Полная версия
Кир-завоеватель
Пифия закрыла глаза, словно получила удар под дых, но продолжила дискуссию:
– Ты возбудил негодование Эллады, стал изгоем в своем народе и заслужил презрение. Чему тут радоваться?
– Народ меня презрел, не боги, богами я любим! – уверенно заявил Эзоп.
– Отчего же, можешь ты доказать голословное свое утверждение?
– Чего доказывать! Еще мудрец Солон, коего я очень уважаю, сказал, что смерть – итог всей жизни. А смерть моя в святилище Эллады, здесь, в Дельфах, есть признание моих заслуг перед богами!

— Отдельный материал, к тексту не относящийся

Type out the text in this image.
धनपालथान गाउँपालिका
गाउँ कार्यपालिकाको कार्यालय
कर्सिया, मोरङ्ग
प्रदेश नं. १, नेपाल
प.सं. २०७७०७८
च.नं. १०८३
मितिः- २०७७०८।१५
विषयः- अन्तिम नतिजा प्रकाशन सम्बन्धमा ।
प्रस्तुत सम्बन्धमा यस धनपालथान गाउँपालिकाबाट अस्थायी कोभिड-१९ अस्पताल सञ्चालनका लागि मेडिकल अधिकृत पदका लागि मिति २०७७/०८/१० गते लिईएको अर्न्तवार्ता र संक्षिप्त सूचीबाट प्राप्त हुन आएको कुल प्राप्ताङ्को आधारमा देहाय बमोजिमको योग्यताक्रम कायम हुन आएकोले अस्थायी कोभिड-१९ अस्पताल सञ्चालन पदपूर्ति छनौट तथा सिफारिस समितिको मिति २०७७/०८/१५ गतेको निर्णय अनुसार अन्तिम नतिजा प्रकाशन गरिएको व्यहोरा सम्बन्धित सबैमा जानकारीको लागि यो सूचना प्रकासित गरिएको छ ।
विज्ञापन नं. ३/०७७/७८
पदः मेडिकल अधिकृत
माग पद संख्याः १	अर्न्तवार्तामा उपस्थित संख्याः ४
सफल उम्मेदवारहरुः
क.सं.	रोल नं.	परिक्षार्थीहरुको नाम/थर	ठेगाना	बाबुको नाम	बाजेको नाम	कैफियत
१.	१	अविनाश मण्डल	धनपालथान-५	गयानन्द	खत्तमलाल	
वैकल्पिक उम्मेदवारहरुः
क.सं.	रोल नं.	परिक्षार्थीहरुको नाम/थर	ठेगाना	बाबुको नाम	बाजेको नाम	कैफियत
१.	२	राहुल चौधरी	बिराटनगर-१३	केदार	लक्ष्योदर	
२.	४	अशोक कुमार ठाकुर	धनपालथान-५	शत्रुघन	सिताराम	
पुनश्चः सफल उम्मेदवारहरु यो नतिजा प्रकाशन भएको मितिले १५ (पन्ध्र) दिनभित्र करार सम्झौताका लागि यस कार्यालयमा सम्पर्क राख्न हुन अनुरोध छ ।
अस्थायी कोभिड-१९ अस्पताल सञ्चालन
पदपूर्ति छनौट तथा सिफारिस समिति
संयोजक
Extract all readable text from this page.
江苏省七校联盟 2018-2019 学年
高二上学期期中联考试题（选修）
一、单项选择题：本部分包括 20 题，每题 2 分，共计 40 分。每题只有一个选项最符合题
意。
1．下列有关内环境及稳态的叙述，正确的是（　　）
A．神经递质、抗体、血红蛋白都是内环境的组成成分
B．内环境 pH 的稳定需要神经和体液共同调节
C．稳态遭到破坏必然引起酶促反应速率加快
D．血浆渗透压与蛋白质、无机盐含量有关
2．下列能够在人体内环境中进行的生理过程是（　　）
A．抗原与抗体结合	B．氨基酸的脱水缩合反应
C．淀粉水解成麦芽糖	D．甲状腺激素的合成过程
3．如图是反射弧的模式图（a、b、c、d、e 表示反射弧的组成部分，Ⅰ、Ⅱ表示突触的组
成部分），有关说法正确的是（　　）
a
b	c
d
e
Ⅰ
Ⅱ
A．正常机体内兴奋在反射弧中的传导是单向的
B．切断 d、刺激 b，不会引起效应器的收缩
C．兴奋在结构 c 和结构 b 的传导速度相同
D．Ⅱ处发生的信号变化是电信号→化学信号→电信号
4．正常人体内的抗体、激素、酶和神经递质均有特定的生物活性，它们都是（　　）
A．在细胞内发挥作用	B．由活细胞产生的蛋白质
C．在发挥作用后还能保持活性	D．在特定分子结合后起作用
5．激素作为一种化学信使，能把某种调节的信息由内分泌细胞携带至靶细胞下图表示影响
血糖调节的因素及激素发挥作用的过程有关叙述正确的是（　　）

– Признание твоих заслуг? А не преступлений перед теми, кому Олимп доверил откровения?
Жрицы нашли споры с безумцем бесполезными и уже хотели разойтись, предоставив палачам возможность исполнить вынесенный приговор, но Эзоп вдруг взмолился:
– Вы ошибаетесь на мой счет!
– Твое раскаяние уже не остановит рок, – твердо отрезала Пифия.
– А может, больше вы заблуждаетесь на свой счет! Кто убедил вас, что общаетесь с богами? Не сами ли себя вы объявили гласом божьим ради подаяний эллинов? Не сеете, не жнете, однако пируете и наслаждаетесь почетом!

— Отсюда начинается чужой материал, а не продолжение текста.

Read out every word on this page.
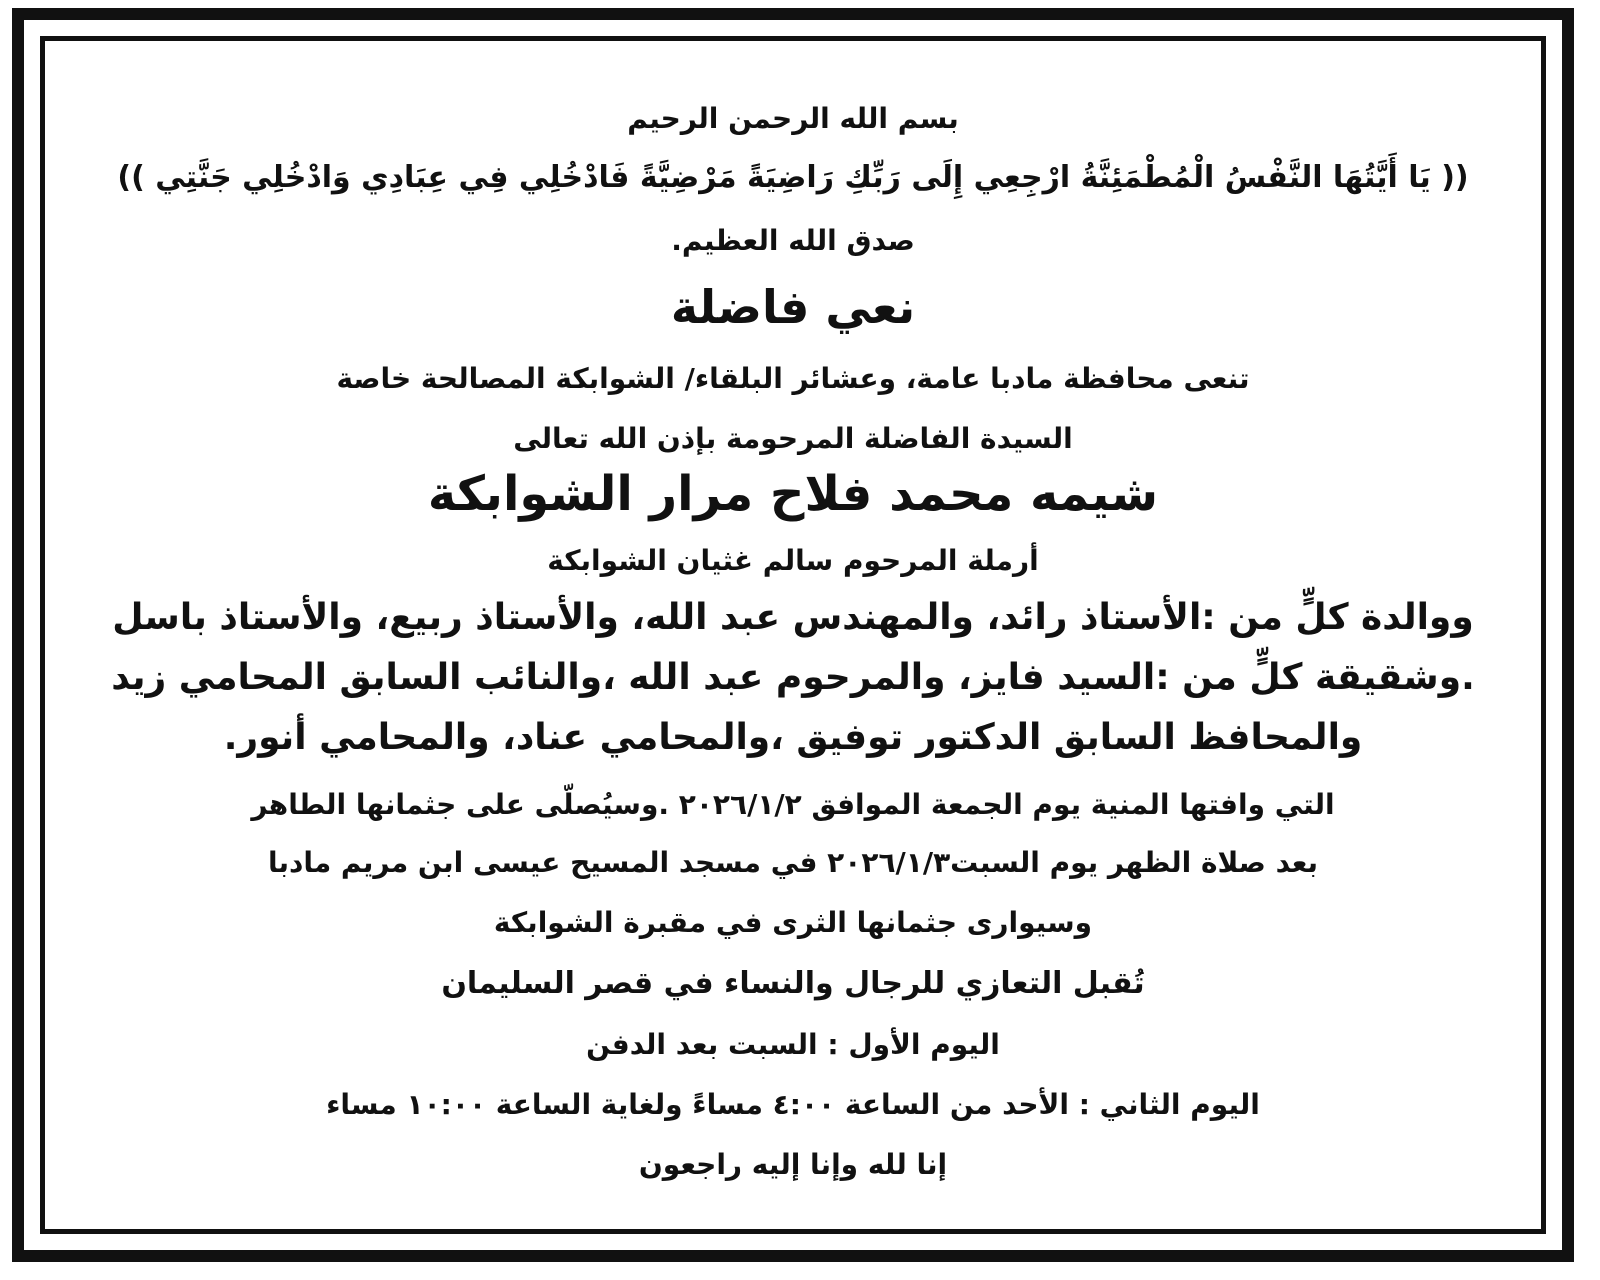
بسم الله الرحمن الرحيم
(( يَا أَيَّتُهَا النَّفْسُ الْمُطْمَئِنَّةُ ارْجِعِي إِلَى رَبِّكِ رَاضِيَةً مَرْضِيَّةً فَادْخُلِي فِي عِبَادِي وَادْخُلِي جَنَّتِي ))
صدق الله العظيم.
نعي فاضلة
تنعى محافظة مادبا عامة، وعشائر البلقاء/ الشوابكة المصالحة خاصة
السيدة الفاضلة المرحومة بإذن الله تعالى
شيمه محمد فلاح مرار الشوابكة
أرملة المرحوم سالم غثيان الشوابكة
ووالدة كلٍّ من :الأستاذ رائد، والمهندس عبد الله، والأستاذ ربيع، والأستاذ باسل
.وشقيقة كلٍّ من :السيد فايز، والمرحوم عبد الله ،والنائب السابق المحامي زيد
والمحافظ السابق الدكتور توفيق ،والمحامي عناد، والمحامي أنور.
التي وافتها المنية يوم الجمعة الموافق ٢٠٢٦/١/٢ .وسيُصلّى على جثمانها الطاهر
بعد صلاة الظهر يوم السبت٢٠٢٦/١/٣ في مسجد المسيح عيسى ابن مريم مادبا
وسيوارى جثمانها الثرى في مقبرة الشوابكة
تُقبل التعازي للرجال والنساء في قصر السليمان
اليوم الأول : السبت بعد الدفن
اليوم الثاني : الأحد من الساعة ٤:٠٠ مساءً ولغاية الساعة ١٠:٠٠ مساء
إنا لله وإنا إليه راجعون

– Тебе, изменнику, почета не дождаться. Водил ты дружбу с персом. Но что имеешь ты в виду, смертный, когда ты говоришь о заблуждении?!
– Я басню расскажу и истолкую, чтоб вы не утруждались зря. Она об этом. О заблуждении… Как-то лев преследовал быка. А бык укрылся от льва в пещере. Там находились козы и давай быка лягать. Он промолчал и не ответил тем, кто был заведомо слабее. Но почему он не ответил? Не потому ли, что он льва боялся? Не коз же опасался бык! Вот так и я, готов стерпеть обиды, унижения от вас, но по одной причине – не знаю, как оценят боги, коль я лягну тех, кто искать пытается их покровительства и славы, как, собственно, и я. Как не прискорбно мне, но я ведь равен с вами.

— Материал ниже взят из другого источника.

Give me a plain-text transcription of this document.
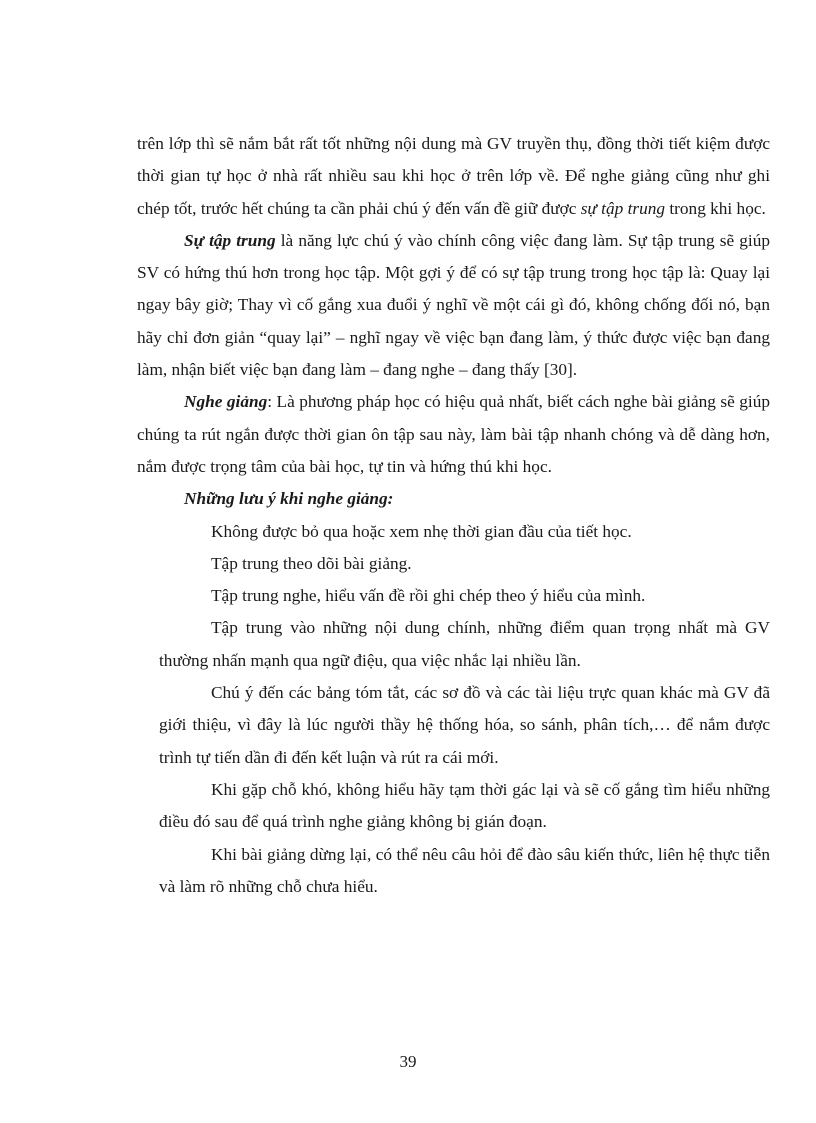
trên lớp thì sẽ nắm bắt rất tốt những nội dung mà GV truyền thụ, đồng thời tiết kiệm được thời gian tự học ở nhà rất nhiều sau khi học ở trên lớp về. Để nghe giảng cũng như ghi chép tốt, trước hết chúng ta cần phải chú ý đến vấn đề giữ được sự tập trung trong khi học.

Sự tập trung là năng lực chú ý vào chính công việc đang làm. Sự tập trung sẽ giúp SV có hứng thú hơn trong học tập. Một gợi ý để có sự tập trung trong học tập là: Quay lại ngay bây giờ; Thay vì cố gắng xua đuổi ý nghĩ về một cái gì đó, không chống đối nó, bạn hãy chỉ đơn giản “quay lại” – nghĩ ngay về việc bạn đang làm, ý thức được việc bạn đang làm, nhận biết việc bạn đang làm – đang nghe – đang thấy [30].

Nghe giảng: Là phương pháp học có hiệu quả nhất, biết cách nghe bài giảng sẽ giúp chúng ta rút ngắn được thời gian ôn tập sau này, làm bài tập nhanh chóng và dễ dàng hơn, nắm được trọng tâm của bài học, tự tin và hứng thú khi học.

Những lưu ý khi nghe giảng:

Không được bỏ qua hoặc xem nhẹ thời gian đầu của tiết học.

Tập trung theo dõi bài giảng.

Tập trung nghe, hiểu vấn đề rồi ghi chép theo ý hiểu của mình.

Tập trung vào những nội dung chính, những điểm quan trọng nhất mà GV thường nhấn mạnh qua ngữ điệu, qua việc nhắc lại nhiều lần.

Chú ý đến các bảng tóm tắt, các sơ đồ và các tài liệu trực quan khác mà GV đã giới thiệu, vì đây là lúc người thầy hệ thống hóa, so sánh, phân tích,… để nắm được trình tự tiến dần đi đến kết luận và rút ra cái mới.

Khi gặp chỗ khó, không hiểu hãy tạm thời gác lại và sẽ cố gắng tìm hiểu những điều đó sau để quá trình nghe giảng không bị gián đoạn.

Khi bài giảng dừng lại, có thể nêu câu hỏi để đào sâu kiến thức, liên hệ thực tiễn và làm rõ những chỗ chưa hiểu.

39
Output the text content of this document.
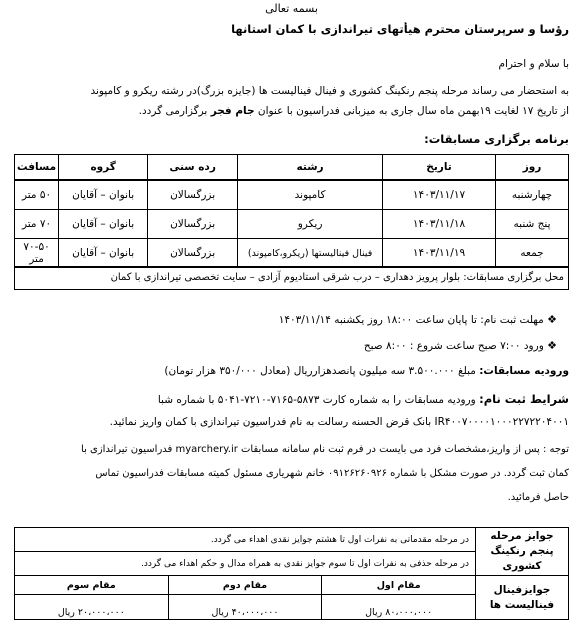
بسمه تعالی
رؤسا و سرپرستان محترم هیأتهای تیراندازی با کمان استانها
با سلام و احترام
به استحضار می رساند مرحله پنجم رنکینگ کشوری و فینال فینالیست ها (جایزه بزرگ)در رشته ریکرو و کامپوند
از تاریخ ۱۷ لغایت ۱۹بهمن ماه سال جاری به میزبانی فدراسیون با عنوان جام فجر برگزارمی گردد.
برنامه برگزاری مسابقات:
روز	تاریخ	رشته	رده سنی	گروه	مسافت
چهارشنبه	۱۴۰۳/۱۱/۱۷	کامپوند	بزرگسالان	بانوان – آقایان	۵۰ متر
پنج شنبه	۱۴۰۳/۱۱/۱۸	ریکرو	بزرگسالان	بانوان – آقایان	۷۰ متر
جمعه	۱۴۰۳/۱۱/۱۹	فینال فینالیستها (ریکرو،کامپوند)	بزرگسالان	بانوان – آقایان	۷۰-۵۰ متر
محل برگزاری مسابقات: بلوار پرویز دهداری – درب شرقی استادیوم آزادی – سایت تخصصی تیراندازی با کمان
❖ مهلت ثبت نام: تا پایان ساعت ۱۸:۰۰ روز یکشنبه ۱۴۰۳/۱۱/۱۴
❖ ورود ۷:۰۰ صبح ساعت شروع : ۸:۰۰ صبح
ورودیه مسابقات: مبلغ ۳.۵۰۰.۰۰۰ سه میلیون پانصدهزارریال (معادل ۳۵۰/۰۰۰ هزار تومان)
شرایط ثبت نام: ورودیه مسابقات را به شماره کارت ۵۸۷۳-۷۱۶۵-۷۲۱۰-۵۰۴۱ با شماره شبا
IR۴۰۰۷۰۰۰۰۱۰۰۰۲۲۷۲۲۰۴۰۰۱ بانک قرض الحسنه رسالت به نام فدراسیون تیراندازی با کمان واریز نمائید.
توجه : پس از واریز،مشخصات فرد می بایست در فرم ثبت نام سامانه مسابقات myarchery.ir فدراسیون تیراندازی با
کمان ثبت گردد. در صورت مشکل با شماره ۰۹۱۲۶۲۶۰۹۲۶ خانم شهریاری مسئول کمیته مسابقات فدراسیون تماس
حاصل فرمائید.
جوایز مرحله پنجم رنکینگ کشوری	در مرحله مقدماتی به نفرات اول تا هشتم جوایز نقدی اهداء می گردد.		
	در مرحله حذفی به نفرات اول تا سوم جوایز نقدی به همراه مدال و حکم اهداء می گردد.		
جوایزفینال فینالیست ها	مقام اول	مقام دوم	مقام سوم
	۸۰،۰۰۰،۰۰۰ ریال	۴۰،۰۰۰،۰۰۰ ریال	۲۰،۰۰۰،۰۰۰ ریال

Ты равен с нами только в собственных мечтах.
– О равенстве таком я вовсе не мечтаю! – съязвил Эзоп. – Вот вам еще! Орел с жуком не равен. Орел так думал. Уверен был, что нечего жука навозного бояться! А жук настолько изничтожил парящего орла, что тот пожаловался Зевсу. А было так. Летел орел за мышью. А мышь увидела навозного жука и попросила у того защиты. Жук умолял орла не трогать мышь. Но тот отверг мольбы и съел свою добычу. Тогда из мести жук навозный дождался, пока появится потомство у орла, залез в гнездо и яйца разбил. И так он делал каждый раз, когда орел потомства ожидал. Тогда, поняв, в чем дело, орел пожаловался Зевсу. Зевс вызвал вдруг жука на суд, но жук неумолимо настаивал на праве мести за убийство беззащитной мыши. Зевс справедливый выслушал, проникся решимостью жука и по-другому решил помочь орлу, взяв на хранение яйца невылупившихся птенцов. А жук, узнав о том, что Зевс держит яйца на своих коленях, слепил и бросил шарик из навоза за пазуху ему, тем самым щекотку вызвав. Зевс встал, и яйца снова вдребезги разбились. Что это означает? Что месть нижайшего из всех созданий, такого как меня, и после смерти будет докучать вам, даже боги не помогут ее вам избежать! Бессмертным делаете вы меня, вернее, боги вашими руками! Когда же месть моя и разоблачение падут на ваши головы, тогда прозреете, поймете, что Эзоп – счастливейший из смертных, как и предвещал Солон. Я был рабом, а стал свободным. Я смертен был – но имя вознеслось к вершинам. Оракул будет погребен без имени, Эзоп останется в веках непобежденным. Мое уродство было мне обузой лишь до тех пор, пока не понял я, что недостаток – преимущество мое. Он дан богами, чтобы я искал усладу не в телесном, а в том, чего вам не понять! Почета и признания я дождусь, и время нас рассудит!
– Палач, веди его к Парнасу. Безумец должен умереть! – сказала Пифия.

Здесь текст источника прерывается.